Tensor2tensor: How to get real bleu score? [approx_bleu_score]

Created on 14 Feb 2018 · 3Comments · Source: tensorflow/tensor2tensor

I see that only the approx_bleu_score is sent to the tensorboard. How can evaluate the real bleu?
What's the difference between approx_bleu_score to real bleu?

question

Source

ndvbd

Most helpful comment

How can evaluate the real bleu?

use t2t-bleu

What's the difference between approx_bleu_score to real bleu?

The main difference is that approx_bleu is computed on the internal subwords instead of words, thus it is not replicable (not comparable with other models) and not suitable for reporting in publications.
Another problem is the autoregressive evaluation using gold previous tokens, which is a kind of cheating.
See #407, #522 and #436 for more details.

martinpopel on 14 Feb 2018

👍4

All 3 comments

How can evaluate the real bleu?

use t2t-bleu

What's the difference between approx_bleu_score to real bleu?
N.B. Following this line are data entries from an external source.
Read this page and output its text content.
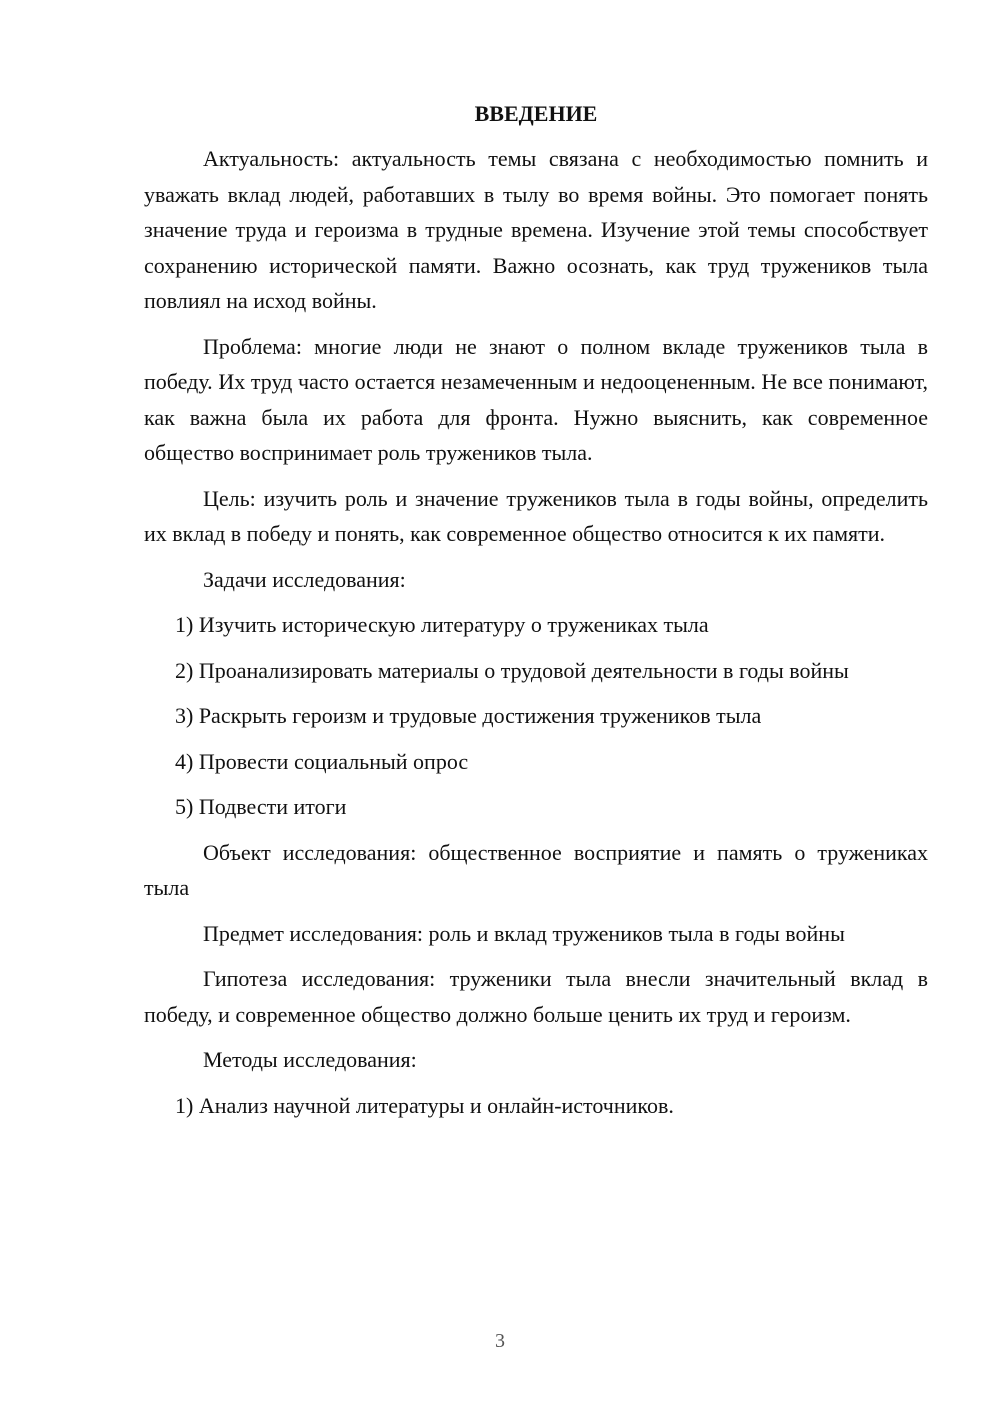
ВВЕДЕНИЕ

Актуальность: актуальность темы связана с необходимостью помнить и уважать вклад людей, работавших в тылу во время войны. Это помогает понять значение труда и героизма в трудные времена. Изучение этой темы способствует сохранению исторической памяти. Важно осознать, как труд тружеников тыла повлиял на исход войны.

Проблема: многие люди не знают о полном вкладе тружеников тыла в победу. Их труд часто остается незамеченным и недооцененным. Не все понимают, как важна была их работа для фронта. Нужно выяснить, как современное общество воспринимает роль тружеников тыла.

Цель: изучить роль и значение тружеников тыла в годы войны, определить их вклад в победу и понять, как современное общество относится к их памяти.

Задачи исследования:

1) Изучить историческую литературу о тружениках тыла

2) Проанализировать материалы о трудовой деятельности в годы войны

3) Раскрыть героизм и трудовые достижения тружеников тыла

4) Провести социальный опрос

5) Подвести итоги

Объект исследования: общественное восприятие и память о тружениках тыла

Предмет исследования: роль и вклад тружеников тыла в годы войны

Гипотеза исследования: труженики тыла внесли значительный вклад в победу, и современное общество должно больше ценить их труд и героизм.

Методы исследования:

1) Анализ научной литературы и онлайн-источников.

3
martinpopel on 14 Feb 2018

👍4

@nadavb Are there still questions left? Otherwise I think we could close that issue :)

stefan-it on 25 Apr 2018

👍1

@martinpopel thanks,

But how can we use t2t-bleu on the already existing model-data directory (the one that has all the train files, and one dev file) - so it will use the dev file for evaluation?